I note with interest that the UK Border Agency is piloting an electronic application system for Tier 4 applicants. This provides a welcome opportunity for the department to address the inherent injustice of the current system, by which institutions’ existence is potentially threatened by innocent errors in applications or supporting documentation over which they have no control (leaving them open to deliberately erroneous malicious applications).
An electronic system would allow sponsors to view and approve supporting documentation prior to it being submitted to the UKBA. This would offer significant potential savings in time and staffing, would undoubtedly reduce errors and would ensure that institutions were granted responsibility as well as culpability. Provided that hard-copy documents matched those submitted electronically by sponsoring institutions, the UKBA would be in a position to justifiably censure those with high refusal rates.

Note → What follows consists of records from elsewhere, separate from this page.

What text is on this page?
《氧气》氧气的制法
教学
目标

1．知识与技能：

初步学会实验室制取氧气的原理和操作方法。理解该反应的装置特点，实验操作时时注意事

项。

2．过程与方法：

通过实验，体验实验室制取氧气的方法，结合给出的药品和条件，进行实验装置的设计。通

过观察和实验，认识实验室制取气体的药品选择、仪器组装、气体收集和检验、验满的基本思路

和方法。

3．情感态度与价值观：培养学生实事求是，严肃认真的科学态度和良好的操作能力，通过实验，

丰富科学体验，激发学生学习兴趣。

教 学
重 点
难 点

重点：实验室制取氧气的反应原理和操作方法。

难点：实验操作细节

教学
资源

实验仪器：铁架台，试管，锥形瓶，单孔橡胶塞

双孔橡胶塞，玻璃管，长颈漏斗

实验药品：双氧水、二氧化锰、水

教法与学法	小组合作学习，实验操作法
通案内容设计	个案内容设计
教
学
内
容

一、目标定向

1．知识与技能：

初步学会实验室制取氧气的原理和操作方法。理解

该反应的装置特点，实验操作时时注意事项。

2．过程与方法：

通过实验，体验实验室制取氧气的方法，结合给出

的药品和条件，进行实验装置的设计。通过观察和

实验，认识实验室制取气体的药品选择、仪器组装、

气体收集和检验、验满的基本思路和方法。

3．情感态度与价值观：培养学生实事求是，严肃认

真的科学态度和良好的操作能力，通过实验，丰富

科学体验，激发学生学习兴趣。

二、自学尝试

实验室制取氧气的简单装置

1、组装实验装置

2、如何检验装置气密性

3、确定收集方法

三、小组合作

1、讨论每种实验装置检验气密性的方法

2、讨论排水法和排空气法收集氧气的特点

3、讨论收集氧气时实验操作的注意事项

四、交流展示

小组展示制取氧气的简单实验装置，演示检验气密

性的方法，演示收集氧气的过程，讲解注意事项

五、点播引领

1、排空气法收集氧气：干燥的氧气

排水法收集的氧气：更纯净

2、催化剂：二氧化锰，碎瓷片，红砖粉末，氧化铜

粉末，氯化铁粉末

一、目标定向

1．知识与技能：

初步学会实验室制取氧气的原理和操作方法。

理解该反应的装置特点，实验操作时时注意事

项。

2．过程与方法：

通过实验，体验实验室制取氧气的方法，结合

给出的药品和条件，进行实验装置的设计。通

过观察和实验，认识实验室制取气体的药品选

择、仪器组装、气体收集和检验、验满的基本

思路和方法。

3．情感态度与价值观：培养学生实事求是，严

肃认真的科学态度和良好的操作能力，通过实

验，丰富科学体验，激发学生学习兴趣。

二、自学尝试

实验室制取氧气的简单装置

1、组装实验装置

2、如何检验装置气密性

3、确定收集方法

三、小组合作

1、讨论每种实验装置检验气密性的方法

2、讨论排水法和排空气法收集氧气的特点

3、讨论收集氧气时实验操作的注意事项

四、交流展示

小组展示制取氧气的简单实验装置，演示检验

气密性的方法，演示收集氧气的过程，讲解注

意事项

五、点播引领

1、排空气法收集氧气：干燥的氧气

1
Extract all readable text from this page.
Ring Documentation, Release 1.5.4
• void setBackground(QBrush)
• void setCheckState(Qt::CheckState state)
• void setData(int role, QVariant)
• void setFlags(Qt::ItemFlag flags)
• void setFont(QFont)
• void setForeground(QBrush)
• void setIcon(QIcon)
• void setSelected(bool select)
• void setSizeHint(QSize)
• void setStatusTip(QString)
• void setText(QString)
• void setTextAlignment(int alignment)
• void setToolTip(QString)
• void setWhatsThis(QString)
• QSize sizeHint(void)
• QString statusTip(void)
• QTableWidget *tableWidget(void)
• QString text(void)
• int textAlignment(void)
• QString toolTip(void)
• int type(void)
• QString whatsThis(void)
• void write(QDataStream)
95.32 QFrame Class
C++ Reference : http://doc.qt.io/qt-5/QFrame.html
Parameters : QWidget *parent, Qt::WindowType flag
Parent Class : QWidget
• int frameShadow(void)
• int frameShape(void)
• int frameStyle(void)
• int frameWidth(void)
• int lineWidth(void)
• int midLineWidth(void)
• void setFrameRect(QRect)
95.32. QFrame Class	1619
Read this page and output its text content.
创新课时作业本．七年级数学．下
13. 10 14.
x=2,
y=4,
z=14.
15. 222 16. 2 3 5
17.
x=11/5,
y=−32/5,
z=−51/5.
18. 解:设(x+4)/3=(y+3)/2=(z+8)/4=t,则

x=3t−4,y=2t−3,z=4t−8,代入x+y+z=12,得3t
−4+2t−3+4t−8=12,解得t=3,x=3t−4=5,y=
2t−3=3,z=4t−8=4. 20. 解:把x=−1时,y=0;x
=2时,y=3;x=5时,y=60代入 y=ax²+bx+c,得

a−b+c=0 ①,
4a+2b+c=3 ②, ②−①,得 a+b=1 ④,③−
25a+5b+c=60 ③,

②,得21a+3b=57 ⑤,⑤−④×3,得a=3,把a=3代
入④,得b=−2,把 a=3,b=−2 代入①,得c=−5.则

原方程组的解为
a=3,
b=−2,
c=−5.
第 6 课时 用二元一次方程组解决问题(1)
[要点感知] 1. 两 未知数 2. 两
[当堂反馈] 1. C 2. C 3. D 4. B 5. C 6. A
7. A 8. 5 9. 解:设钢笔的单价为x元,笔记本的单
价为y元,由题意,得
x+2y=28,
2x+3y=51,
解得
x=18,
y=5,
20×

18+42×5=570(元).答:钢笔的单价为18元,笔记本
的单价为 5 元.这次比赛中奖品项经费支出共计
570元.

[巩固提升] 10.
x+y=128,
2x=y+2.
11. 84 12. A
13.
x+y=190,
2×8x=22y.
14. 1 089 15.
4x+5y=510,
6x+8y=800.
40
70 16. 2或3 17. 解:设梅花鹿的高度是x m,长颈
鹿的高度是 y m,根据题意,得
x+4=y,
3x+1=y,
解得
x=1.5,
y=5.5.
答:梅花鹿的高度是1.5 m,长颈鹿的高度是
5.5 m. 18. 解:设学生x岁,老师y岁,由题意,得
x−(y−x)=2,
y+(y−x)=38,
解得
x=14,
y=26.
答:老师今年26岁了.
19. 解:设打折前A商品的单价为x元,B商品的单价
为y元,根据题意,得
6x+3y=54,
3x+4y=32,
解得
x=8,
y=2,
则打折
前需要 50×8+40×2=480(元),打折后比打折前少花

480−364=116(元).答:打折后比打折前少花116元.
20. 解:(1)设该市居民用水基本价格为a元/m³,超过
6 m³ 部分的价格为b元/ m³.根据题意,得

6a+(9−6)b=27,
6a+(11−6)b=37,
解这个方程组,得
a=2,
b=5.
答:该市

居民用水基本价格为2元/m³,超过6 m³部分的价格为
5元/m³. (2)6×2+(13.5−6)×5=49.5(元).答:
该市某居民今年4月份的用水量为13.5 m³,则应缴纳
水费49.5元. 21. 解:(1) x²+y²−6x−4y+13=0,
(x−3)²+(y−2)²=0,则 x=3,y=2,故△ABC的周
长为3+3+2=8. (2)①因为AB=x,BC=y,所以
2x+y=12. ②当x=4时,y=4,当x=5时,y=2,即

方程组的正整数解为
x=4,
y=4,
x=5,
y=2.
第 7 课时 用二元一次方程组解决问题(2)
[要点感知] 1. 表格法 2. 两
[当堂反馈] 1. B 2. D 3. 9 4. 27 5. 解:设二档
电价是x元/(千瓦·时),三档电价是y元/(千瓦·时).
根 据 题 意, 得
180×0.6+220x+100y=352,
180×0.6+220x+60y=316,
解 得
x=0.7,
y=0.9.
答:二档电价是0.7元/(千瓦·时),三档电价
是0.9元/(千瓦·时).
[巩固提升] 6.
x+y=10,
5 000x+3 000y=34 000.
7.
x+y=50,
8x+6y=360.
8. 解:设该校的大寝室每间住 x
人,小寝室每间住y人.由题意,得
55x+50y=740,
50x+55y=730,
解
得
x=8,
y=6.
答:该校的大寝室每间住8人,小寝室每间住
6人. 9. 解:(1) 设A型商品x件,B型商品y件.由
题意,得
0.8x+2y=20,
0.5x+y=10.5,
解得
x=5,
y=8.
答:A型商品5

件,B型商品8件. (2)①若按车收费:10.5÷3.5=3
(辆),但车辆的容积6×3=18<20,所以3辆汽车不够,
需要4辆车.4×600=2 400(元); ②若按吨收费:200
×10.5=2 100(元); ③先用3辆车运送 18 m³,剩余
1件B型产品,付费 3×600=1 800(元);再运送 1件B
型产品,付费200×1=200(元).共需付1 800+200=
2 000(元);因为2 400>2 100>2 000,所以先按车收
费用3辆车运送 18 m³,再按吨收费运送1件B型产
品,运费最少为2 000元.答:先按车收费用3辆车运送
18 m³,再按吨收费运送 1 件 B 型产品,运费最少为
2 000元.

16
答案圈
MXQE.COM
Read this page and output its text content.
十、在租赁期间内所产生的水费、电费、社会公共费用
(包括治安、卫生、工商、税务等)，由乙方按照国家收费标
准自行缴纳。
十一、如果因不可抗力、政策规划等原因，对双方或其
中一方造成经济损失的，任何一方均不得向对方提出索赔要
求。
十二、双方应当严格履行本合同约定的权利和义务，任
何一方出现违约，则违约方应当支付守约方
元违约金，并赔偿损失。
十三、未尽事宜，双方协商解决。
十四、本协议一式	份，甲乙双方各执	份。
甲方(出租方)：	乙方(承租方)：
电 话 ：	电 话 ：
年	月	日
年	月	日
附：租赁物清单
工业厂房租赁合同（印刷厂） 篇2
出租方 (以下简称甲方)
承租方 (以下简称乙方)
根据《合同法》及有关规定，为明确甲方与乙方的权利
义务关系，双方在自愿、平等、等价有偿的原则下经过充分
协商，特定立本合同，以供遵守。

Any upcoming reforms of Tier 4 policy should also allow for an additional amendment to be made with regard to refused applications: nullifying refusals for candidates who subsequently secure visas at the same institutions for the same courses (as such people have indubitably demonstrated their bona fides). Guidance on this issue is currently ambiguous.
It is surely not the intention of the UKBA to penalise legitimate applications for courses in the UK or the institutions that provide them. I therefore hope that the body will give due consideration to these proposals - setting out a clear and consistent process for applicants and teaching institutions. The current uncertainty is profoundly damaging to British business and to the reputation of the nation as a place of study.
Matthew Goldie-Scot, Senior educationalist, Carfax Education.